Stolen goods

I stole this meme at Cali’s urging. If you haven’t already, you are welcome to steal it, too. I don’t think she’d mind. She’s nice that way. Be advised, those fill-in-the blank questions are HARD.

1) If somebody said you were like a breakfast cereal, which one would you be and why?

Honeycombs, because I am multi-faceted and VERY sweet.

2) How do you take your coffee/tea?

Regular coffee hot and black, but I prefer an extra-hot latte made with 2% milk.
When drinking tea I prefer Earl Grey, and I like it with half a packet of Splenda.

3) Your bedroom is on fire. You can only reach in & grab ONE thing. Do you grab your photo album or your journals?

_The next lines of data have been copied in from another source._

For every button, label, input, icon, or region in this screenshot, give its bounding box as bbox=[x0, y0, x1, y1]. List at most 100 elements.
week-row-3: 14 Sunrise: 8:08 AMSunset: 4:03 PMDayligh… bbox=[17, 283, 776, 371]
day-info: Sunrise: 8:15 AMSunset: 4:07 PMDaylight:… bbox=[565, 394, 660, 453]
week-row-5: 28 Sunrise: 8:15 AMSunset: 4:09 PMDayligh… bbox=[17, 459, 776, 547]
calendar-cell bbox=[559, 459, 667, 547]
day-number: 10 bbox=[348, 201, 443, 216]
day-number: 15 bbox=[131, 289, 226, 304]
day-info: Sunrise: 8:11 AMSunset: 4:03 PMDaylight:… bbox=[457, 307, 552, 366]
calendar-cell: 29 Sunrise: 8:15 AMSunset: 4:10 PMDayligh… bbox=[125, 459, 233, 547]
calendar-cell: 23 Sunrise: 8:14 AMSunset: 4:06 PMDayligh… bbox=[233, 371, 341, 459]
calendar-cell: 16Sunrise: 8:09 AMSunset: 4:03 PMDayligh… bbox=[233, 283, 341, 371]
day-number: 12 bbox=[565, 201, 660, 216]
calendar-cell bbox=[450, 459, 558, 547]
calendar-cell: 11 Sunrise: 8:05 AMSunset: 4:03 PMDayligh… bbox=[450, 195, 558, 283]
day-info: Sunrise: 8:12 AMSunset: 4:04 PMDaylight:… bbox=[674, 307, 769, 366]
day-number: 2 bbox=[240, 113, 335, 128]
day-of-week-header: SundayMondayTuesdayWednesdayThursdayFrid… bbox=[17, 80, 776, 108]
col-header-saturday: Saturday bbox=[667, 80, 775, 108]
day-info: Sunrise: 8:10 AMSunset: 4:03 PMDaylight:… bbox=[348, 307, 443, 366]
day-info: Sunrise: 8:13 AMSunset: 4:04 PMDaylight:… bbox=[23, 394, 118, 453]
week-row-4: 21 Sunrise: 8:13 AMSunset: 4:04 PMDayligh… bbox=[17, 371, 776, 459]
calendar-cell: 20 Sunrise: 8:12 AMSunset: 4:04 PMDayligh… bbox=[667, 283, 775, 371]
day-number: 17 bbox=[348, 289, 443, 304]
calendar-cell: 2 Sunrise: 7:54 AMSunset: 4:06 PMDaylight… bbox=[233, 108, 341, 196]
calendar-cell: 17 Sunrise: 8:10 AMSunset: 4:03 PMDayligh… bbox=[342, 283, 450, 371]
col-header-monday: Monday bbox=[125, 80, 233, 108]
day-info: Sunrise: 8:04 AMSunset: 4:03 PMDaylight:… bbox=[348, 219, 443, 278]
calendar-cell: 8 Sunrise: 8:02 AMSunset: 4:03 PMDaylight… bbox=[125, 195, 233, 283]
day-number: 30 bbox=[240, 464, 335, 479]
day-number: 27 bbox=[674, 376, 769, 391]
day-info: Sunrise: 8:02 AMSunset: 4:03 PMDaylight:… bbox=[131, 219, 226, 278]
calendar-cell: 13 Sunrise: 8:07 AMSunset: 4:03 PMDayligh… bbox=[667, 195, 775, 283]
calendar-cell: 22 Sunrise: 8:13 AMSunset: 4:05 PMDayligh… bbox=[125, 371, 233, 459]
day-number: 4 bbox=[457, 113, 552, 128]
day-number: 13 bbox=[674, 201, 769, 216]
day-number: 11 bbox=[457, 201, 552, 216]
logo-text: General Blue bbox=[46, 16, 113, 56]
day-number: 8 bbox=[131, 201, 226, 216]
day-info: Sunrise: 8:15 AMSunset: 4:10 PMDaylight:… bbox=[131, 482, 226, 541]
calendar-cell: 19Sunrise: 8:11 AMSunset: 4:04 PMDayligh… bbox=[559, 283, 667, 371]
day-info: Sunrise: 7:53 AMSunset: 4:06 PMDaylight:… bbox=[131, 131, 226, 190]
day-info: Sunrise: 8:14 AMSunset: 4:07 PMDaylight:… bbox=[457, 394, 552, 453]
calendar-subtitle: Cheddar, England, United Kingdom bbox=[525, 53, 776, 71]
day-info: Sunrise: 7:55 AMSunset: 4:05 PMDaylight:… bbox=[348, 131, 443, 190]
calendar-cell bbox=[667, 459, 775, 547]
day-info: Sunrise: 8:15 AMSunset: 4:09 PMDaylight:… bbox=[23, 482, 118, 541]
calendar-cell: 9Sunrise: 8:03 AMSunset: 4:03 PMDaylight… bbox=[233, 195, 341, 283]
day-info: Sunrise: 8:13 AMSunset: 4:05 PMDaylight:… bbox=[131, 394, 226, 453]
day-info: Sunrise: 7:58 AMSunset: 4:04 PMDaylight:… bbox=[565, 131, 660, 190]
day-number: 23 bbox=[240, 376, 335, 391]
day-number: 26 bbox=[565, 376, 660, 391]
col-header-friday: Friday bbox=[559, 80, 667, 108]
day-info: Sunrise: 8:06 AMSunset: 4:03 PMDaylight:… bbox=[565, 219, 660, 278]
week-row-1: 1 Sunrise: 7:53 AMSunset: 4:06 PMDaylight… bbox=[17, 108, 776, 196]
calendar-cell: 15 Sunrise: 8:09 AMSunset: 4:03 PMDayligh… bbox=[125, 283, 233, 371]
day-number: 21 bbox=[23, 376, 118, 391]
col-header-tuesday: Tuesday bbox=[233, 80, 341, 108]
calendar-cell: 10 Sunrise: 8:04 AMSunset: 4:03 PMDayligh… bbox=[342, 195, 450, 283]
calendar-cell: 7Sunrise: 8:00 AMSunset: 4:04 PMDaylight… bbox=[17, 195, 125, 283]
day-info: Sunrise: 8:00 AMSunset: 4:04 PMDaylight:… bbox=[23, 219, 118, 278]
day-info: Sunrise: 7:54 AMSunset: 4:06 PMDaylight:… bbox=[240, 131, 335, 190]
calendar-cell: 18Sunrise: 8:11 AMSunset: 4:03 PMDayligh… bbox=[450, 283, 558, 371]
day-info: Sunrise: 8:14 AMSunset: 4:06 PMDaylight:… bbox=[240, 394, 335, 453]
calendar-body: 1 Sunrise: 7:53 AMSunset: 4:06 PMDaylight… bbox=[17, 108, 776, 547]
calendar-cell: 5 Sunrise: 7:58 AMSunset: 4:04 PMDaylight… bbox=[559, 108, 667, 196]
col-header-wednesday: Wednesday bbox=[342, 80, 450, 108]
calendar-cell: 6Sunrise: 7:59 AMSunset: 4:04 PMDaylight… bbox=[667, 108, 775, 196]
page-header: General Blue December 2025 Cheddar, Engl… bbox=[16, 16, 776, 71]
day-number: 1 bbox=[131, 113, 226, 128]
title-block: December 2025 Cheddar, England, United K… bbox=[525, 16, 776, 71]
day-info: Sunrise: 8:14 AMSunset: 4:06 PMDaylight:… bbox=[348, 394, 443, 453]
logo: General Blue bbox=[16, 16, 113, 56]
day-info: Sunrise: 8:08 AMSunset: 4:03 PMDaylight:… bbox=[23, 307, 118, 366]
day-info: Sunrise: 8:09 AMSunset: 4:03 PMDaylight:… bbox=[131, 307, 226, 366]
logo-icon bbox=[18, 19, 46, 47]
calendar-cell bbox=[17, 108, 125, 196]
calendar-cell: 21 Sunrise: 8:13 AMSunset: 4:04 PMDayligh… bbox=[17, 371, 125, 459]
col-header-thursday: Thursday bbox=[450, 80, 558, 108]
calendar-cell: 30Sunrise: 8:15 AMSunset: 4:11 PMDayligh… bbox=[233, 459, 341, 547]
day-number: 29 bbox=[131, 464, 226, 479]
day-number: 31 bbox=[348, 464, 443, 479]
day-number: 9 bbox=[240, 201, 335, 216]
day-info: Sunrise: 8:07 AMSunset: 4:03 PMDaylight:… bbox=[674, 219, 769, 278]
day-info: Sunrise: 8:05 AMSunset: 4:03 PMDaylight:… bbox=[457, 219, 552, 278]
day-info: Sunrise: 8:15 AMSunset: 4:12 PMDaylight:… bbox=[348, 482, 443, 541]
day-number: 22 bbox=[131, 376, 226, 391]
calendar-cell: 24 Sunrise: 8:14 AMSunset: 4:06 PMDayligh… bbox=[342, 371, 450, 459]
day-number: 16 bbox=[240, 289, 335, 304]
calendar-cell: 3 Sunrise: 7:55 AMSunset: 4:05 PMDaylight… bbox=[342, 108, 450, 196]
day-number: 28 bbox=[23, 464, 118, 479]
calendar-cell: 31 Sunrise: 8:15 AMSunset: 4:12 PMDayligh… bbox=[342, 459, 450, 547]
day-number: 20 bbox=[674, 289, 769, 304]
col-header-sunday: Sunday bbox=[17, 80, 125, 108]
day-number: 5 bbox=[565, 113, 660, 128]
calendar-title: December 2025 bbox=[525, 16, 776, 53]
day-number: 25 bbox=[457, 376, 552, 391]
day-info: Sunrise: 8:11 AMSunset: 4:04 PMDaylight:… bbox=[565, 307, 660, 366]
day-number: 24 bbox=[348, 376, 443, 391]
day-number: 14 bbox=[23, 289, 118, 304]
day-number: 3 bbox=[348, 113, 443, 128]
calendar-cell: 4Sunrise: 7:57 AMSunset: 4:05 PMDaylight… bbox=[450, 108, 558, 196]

I’m going to exercise my rights as a recent fire survivor to not answer this question.

4) When I see Peanut M&Ms and Diet Coke I wish I could inhale them so that everyone else would know what a myth my reputation as a health nut really is.

5) Got porn?

I’m WAAAAYYY too vanilla for porn.

6) If I could meet with my college roomate and explain why I think she is a coward hiding behind her religion for ceasing to be my friend I would never think about our lost friendship again.

7) What is the worst pet name in the history of your family?

Once we had a dachshund named Feller, whose nickname was Pooter. Take. Your. Pick.

Unless, of course, you are talking about pet names as in a cutesy little name you call a family member or significant other. In that case, again, take your pick: my childhood pediatrician called me Hee-Ho (sadly, it stuck); my mom’s childhood nickname was BaBo; and I called (okay, sometimes still call) my Aunt Karen Kar-Kar.

8) I would eat a bowl of OATMEAL for free, but if you want me to eat a bowl of GRITS you’d have to pay me THE COST OF A BOTTLE OF ABSOLUT, which is what I’d have to drink in order to eat the grits.

9) What 80’s tv star would make you giggle like a school girl?

Duh! Tom Selleck! (And yes, friends, I KNOW he’s a Republican AND a member of NRA. I choose to overlook these things.)

10) What age was your best and why?

I like now the best. 32. Maybe just the 30s in general. So far, so good.

2 thoughts on “Stolen goods

  1. I am loving you so much for making me have a groovy flashback to those honey combed commercials. Do you remember those? I never sat around a club house eating cereal…but damn it always looked so fucking cool.